Valentine's Day may have now become a favorite of companies who want to sell products like greeting cards, chocolates, and flowers, but its namesake was an Egyptian Gnostic priest who lived almost 2,000 years ago. Almost nothing of his life is known, yet fragments of writings show that he strove throughout his life to guide all people — regardless of their political or religious affiliations — towards the light of divinity that can shine within us, if we make room for it. He wrote:
"One [alone] is Good, whose free utterance is manifestation through the Son [Chokmah, Christ, Krishna]; it is by that alone that the heart can become pure, [and that too only] when every evil essence has been expelled out of it. Now its purity is prevented by the many substances that take up their abode in it, for each of them accomplishes its own deeds, outraging it in diverse fashions with unseemly lusts. As far as I can see, the heart seems to receive somewhat the same treatment as an inn, which has holes and gaps made in its walls, and is frequently filled with dung, people living filthily in it and taking no care of the place as being someone else's property. Thus it is with the heart so long as it has no care taken of it, ever unclean and the abode of many dæmons. But when the path to the Alone Good takes regard to it, it is sanctified and shineth with light; and the one who possesseth such a heart is so blessed that 'one shall see God.'"—Valentinus
"Let us think for a moment of the humanoid multitudes that populate the face of the earth.

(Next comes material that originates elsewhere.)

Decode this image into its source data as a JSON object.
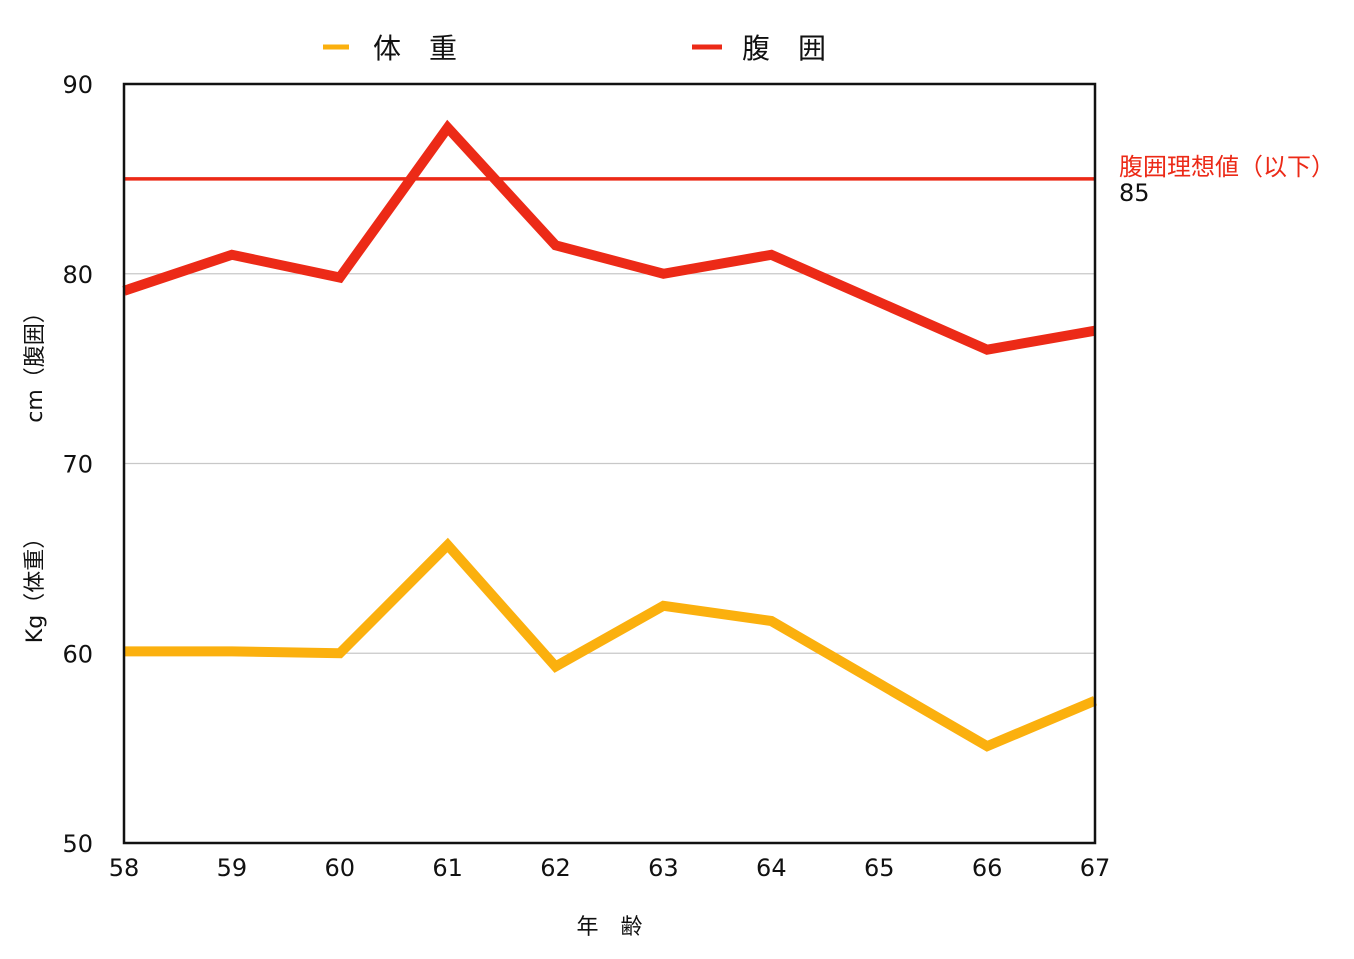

They suffer the unspeakable. They are victims of their own errors. If they did not have ego they would not have those errors, nor would they suffer the consequences of such errors. The unique thing required in order to have the right to true happiness is, before all, to not have this ego. Certainly, when psychic aggregates, the inhuman elements that make us so horrible and evil, do not exist within us, then the payment of Karma is non-existent. Thus, the result is happiness."